In February 2019, Institutional Shareholder Services (ISS) announced it would add Economic Value Added (EVA) metrics to its quantitative Pay for Performance methodology, correctly stating that these metrics are key indicators of corporate performance. Simply put, EVA measures economic profit (EP), or earnings after a charge for the capital used to generate those earnings. While these are not yet a part of ISS’s quantitative CEO Pay for Performance test, this development will certainly help raise awareness of economic profit in the boardroom, and for good cause.
It is well documented that the shareholder returns of publicly traded companies are driven by investors’ expectations of future economic profit growth. (See “What Investors Want,” below) It is also well documented that higher levels of executive compensation are not generally correlated with superior total shareholder return (TSR) performance. (See “Pay is Not Performance,” below.) So, introducing a new measure like EVA or economic profit and linking it to compensation may seem like a logical step in the right direction.
But why doesn’t tying CEO compensation to economic profit growth lead to greater shareholder returns?
Ensuring CEOs and managers focus on and achieve the economic profit growth needed to sustain superior shareholder returns takes more than just introducing a new measure and linking it to compensation. The 2 percent of Fortune 500 companies that have been able to deliver top quartile shareholder returns, within respective peer groups, for five consecutive years go beyond measurement alone, as co-authors Scott Gillis, Lee Mergy, Joe Shalleck wrote in Beliefs, Behaviors, & Results. They are managing for economic profit growth. A study by INSEAD, “Are You (Really) Managing for Value?”, evaluated performance of EVA-centric companies in 2000 and found two-thirds of those that managed EVA outperformed the total shareholder returns (TSRs) of their industry peers. In contrast, companies that only adopted an economic profit measure and perhaps linked it to compensation, lagged their peer TSRs, because they likely did little else to change the way their company is managed.
What do the value-exemplar companies do differently?
The companies that deliver superior shareholder returns and sustain these over time relentlessly apply five core principles to manage economic profit growth:
1. Establish the Right Definition of Winning: The ultimate objective of a publicly traded company is to deliver superior returns over time for its stockholders. While revenue, earnings and return on capital are important measures of performance, it is ultimately the economic profit and cash flow growth that drives shareholder value. Leaders of successful organizations establish this as an unambiguous and singular definition of winning. As a result, their organizations are absolutely clear on what they are trying to achieve and how they will ultimately measure success.

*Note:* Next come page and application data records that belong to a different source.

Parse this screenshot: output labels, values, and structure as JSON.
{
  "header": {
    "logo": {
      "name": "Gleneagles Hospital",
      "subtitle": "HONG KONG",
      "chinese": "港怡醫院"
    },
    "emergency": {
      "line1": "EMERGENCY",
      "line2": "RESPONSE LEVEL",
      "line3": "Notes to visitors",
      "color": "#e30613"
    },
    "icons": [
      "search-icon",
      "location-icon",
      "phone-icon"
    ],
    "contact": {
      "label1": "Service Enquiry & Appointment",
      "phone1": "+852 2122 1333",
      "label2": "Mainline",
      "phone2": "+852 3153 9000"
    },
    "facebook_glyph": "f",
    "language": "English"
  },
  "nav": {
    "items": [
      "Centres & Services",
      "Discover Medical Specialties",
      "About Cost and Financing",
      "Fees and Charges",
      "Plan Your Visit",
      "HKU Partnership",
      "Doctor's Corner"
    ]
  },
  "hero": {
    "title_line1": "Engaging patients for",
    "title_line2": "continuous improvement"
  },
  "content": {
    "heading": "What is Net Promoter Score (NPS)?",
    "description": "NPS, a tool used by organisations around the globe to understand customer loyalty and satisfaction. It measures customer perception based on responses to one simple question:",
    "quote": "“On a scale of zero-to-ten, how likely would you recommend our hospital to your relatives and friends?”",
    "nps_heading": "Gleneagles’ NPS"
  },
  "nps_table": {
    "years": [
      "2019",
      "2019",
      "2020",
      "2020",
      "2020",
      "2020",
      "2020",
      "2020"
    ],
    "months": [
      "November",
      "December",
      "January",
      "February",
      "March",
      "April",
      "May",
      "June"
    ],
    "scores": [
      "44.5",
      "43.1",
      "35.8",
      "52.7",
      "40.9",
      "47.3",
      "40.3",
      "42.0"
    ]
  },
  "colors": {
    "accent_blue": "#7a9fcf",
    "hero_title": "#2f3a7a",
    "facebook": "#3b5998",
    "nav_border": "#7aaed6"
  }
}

2. Capitalize on Concentrations of Value: Economic profits, shareholder value contribution and, most importantly, economically profitable growth potential are always concentrated by market, company, business and business segment (i.e., by product, customer, channel, etc.). In fact, in many Fortune 500 companies, less than 40 percent of the capital employed is generating over 100 percent of the company’s shareholder value, while 25 to 35 percent of the capital employed is destroying shareholder value. If a company can understand where and why economic profits are concentrated and how that concentration is likely to change in the future, management will have a tremendous competitive advantage in deciding where investing time, effort and capital is most likely to drive shareholder value growth.
3. Manage to a Focused and Prioritized Value Growth Agenda: Just as economic profits are concentrated, so too are the opportunities a company has to drive economic profit growth. Jim Kilts (who, as CEO, turned around the performance of three of the world’s most notable consumer brand companies: Kraft Foods, Nabisco and Gillette) calls it staying focused on “doing what matters.” As he describes, “It takes guts to say these are the things that really matter and I’ll pay absolutely no attention to the rest.” Successful leaders know that nothing gets done when their organizations try to do too much.
4. Differentiate Strategies and Allocate Resources Differentially: CEOs who delivered superior customer and shareholder value emphasize that strategies must define how a business will differentiate itself from the competition in order to capture a leading share of the economic profits. However, many businesses simply try to optimize performance of the existing business model. We call this “optimizing a sub-optimal business model.” Instead, businesses should ask themselves if they are pursuing the value-maximizing business strategy in the first place—that is, one that results in growing the highest possible share of the market’s economic profit pool.
5. Build the Organizational Conditions and Capabilities to Manage Value: Executives face two key challenges in delivering and sustaining superior shareholder value growth. First, they need to ensure the strategies and resources are in place to maximize the economic profit growth of each business unit and the entire corporation. Second, they must establish the organizational beliefs and conditions that increase the odds that the daily decisions and actions of hundreds of managers across the company are aligned with shareholder interests.
Getting a business to focus on and sustain superior economic profit growth takes more than just introducing a new measure of profitability and linking it to compensation; i.e., “measuring value will not maximize value.” It requires the CEO and all leaders within the company to adopt a common definition of winning and align their strategies, resource allocation and performance management decisions to that objective. Only then can a company be confident in its ability to sustain superior shareholder returns over time.